A introdução de mecanismos de estruturação numa equipa deve ser paulatina, e estes têm de ser o mais possível elásticos para serem melhorados com o uso. Se estas duas condições não se verificarem, podem dar origem a entropia e confusão e complicar mais o trabalho que simplificar. Há medida que a equipa vai concebendo as suas regras operacionais, o funcionamento como equipa vai tornando-se mais ágil.

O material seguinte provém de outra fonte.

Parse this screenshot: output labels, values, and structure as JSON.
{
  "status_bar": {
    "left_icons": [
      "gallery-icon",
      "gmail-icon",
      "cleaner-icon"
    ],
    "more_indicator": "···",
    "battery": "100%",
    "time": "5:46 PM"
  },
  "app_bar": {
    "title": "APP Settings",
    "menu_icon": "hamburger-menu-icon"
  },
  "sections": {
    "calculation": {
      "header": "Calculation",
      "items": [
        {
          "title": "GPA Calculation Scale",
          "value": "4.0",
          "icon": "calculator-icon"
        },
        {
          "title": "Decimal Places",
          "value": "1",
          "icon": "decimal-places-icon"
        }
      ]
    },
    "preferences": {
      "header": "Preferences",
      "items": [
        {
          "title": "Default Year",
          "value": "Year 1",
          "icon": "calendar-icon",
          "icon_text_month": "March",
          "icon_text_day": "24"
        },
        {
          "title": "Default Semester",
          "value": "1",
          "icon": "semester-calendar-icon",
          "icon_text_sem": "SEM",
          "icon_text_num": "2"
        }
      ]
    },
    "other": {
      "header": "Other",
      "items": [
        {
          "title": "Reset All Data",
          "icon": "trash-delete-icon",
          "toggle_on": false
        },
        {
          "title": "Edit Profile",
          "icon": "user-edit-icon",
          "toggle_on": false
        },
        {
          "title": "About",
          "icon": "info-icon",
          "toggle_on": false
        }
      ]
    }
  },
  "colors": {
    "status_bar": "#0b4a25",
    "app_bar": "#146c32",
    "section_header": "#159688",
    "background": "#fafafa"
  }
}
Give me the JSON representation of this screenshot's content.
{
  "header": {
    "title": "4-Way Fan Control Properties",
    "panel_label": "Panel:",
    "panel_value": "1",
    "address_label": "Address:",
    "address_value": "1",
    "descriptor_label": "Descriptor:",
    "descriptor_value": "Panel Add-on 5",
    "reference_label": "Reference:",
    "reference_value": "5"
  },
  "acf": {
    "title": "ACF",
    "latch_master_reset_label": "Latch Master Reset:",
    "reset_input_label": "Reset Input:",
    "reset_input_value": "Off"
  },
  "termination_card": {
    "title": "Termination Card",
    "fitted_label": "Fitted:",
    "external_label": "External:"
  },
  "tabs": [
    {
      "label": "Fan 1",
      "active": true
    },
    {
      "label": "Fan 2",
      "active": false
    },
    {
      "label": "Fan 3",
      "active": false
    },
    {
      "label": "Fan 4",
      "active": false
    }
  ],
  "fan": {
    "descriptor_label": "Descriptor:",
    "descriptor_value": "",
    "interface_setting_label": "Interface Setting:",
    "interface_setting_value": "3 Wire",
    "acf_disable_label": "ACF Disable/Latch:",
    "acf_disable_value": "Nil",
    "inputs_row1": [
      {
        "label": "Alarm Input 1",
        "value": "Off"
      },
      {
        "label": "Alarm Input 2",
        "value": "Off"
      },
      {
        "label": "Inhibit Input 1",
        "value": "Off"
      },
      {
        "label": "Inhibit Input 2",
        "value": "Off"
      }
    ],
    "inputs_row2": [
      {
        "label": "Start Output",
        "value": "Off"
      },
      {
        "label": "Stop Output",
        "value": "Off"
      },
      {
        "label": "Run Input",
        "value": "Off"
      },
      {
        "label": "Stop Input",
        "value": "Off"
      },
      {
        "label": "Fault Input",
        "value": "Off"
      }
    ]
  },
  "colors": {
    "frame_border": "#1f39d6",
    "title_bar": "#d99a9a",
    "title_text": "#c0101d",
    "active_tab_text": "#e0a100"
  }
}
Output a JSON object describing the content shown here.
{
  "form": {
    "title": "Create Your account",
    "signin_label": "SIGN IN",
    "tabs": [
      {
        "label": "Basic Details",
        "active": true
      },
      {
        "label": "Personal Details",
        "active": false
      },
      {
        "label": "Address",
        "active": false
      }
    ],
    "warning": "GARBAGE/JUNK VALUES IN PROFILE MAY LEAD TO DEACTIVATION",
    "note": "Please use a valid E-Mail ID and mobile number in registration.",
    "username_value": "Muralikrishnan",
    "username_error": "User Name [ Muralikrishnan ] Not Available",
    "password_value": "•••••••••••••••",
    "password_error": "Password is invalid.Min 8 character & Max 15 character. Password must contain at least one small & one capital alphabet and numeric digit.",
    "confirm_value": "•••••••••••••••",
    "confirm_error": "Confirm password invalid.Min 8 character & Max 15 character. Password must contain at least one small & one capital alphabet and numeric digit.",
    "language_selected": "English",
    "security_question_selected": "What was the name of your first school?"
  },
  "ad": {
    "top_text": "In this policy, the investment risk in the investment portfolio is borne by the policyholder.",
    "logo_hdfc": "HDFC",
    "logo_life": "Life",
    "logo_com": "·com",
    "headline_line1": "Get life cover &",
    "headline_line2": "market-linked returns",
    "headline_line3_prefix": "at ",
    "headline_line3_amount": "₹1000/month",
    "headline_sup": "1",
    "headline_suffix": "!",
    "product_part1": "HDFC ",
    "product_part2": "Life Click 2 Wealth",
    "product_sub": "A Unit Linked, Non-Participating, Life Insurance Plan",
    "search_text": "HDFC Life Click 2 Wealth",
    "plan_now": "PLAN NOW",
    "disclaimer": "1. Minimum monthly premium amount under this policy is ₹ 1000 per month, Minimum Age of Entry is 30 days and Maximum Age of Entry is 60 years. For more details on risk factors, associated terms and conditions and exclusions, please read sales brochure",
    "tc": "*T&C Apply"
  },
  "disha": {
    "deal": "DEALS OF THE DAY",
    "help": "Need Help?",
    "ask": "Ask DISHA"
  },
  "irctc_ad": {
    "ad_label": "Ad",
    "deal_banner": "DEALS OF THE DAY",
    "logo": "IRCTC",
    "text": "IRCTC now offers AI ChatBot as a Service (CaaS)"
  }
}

Integrando mais informação

O modelo apresentado toma a experiência quotidiana dos membros da equipa ou pequena organização como principal fonte de informação da aprendizagem organizacional. No entanto, este modelo deve ser complementado com algumas estratégias que permitam complementar essa informação. Assim, apresento uma lista cura de ideias do que essas estratégias podem ser:

  • Contratação de estudos específicos

Para temas muito específicos e importantes que condicionam a actuação da equipa ou pequena organização, o recurso à contratação de consultores para a realização de estudos específicos é uma solução. Por exemplo, o estudo da paisagem organizacional da intervenção da organização, no caso de uma ONG é importante.

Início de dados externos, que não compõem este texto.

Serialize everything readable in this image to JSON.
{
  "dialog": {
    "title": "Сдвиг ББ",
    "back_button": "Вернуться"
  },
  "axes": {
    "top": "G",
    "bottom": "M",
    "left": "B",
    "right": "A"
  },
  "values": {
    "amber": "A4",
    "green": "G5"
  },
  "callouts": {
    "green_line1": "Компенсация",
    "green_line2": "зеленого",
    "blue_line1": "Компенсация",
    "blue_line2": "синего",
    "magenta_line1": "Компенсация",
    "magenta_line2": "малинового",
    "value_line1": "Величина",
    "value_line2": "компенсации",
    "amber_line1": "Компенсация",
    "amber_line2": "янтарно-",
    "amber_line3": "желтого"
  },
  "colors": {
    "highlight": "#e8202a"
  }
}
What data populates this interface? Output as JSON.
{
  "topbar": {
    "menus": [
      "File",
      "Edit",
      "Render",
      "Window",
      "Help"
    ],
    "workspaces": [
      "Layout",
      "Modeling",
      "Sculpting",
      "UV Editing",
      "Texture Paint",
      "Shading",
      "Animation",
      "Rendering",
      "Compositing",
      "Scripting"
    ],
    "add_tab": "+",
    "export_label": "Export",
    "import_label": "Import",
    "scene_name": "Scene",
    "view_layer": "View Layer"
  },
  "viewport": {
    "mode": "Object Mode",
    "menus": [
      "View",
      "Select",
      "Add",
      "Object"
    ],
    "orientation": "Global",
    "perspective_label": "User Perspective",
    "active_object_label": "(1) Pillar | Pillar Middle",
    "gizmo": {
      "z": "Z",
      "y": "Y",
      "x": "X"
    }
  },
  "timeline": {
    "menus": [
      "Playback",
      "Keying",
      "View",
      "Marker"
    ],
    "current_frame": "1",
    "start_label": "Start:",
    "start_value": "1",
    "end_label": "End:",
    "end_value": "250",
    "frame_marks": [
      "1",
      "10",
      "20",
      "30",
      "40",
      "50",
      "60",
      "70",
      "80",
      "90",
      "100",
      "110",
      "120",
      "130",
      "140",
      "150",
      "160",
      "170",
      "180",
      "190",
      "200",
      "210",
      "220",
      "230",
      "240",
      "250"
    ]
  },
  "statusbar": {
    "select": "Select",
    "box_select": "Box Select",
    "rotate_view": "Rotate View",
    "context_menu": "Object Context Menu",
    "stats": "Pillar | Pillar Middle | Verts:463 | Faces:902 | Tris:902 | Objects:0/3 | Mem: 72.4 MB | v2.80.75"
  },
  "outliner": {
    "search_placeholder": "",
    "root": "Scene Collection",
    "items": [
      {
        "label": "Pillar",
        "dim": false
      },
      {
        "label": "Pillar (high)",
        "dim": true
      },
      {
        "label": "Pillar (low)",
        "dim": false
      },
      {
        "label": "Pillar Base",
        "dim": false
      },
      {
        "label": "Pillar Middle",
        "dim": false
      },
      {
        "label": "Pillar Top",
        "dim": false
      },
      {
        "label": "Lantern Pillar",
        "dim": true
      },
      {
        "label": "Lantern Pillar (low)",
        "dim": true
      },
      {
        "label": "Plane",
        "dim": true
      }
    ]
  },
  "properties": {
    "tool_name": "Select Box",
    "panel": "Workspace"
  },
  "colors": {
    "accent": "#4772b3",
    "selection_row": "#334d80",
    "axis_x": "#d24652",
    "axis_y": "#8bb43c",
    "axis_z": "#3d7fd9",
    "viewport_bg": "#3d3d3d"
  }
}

Obviamente estes estudos podem ser levados a cabo por pessoas da equipa, mas na maior parte dos casos não; por duas razões: o grau de especialidade do estudo pode ser elevado; ou (mais frequente) os seus membros não têm tempo para se dedicar a ele. Dependendo da situação se elegerão os critérios de selecção do consultor. Em muitos casos o recurso a finalistas de licenciatura ou mestrandos que buscas casos de estudo para a elaboração da sua tese pode ser uma opção barata e eficaz.

  • Organização de seminários

A análise das tendências globais e a apresentação de novas metodologia, em particular as primeiras, são essenciais para uma organização. É difícil que os seus membros se ponham a par destas tendências e inovações porque isso implicaria uma pesquisa demorada. Uma pequena organização pode recorrer à utilização de seminários e conferências temáticas. Durante as conferencias os membros da organização podem tomar conhecimento dessas tendências. É, no entanto, necessário afirmar que tais conferencias e seminários só contribuem para a construção da organização aprendente quando se centram em necessidades de informação previamente identificadas pelos membros da organização.

E uma vantagem associada a estas actividades é que, quando bem planeadas, são lucrativas.

  • Cursos de formação

A forma mais clássica de introduzir conhecimentos nos membros da equipa ou pequena organização é a formação. Esta formação deve ser planeada de acordo com as necessidades dos seus membro, como é óbvio.


[1] SENGE, Peter - The fifth discipline: the art & practice of learning organization. London: Currency Doubleday, 1990.

[2] CHOO, Chun Wei - Gestão da informação para a organização inteligente. Lisboa: Caminho, 2003.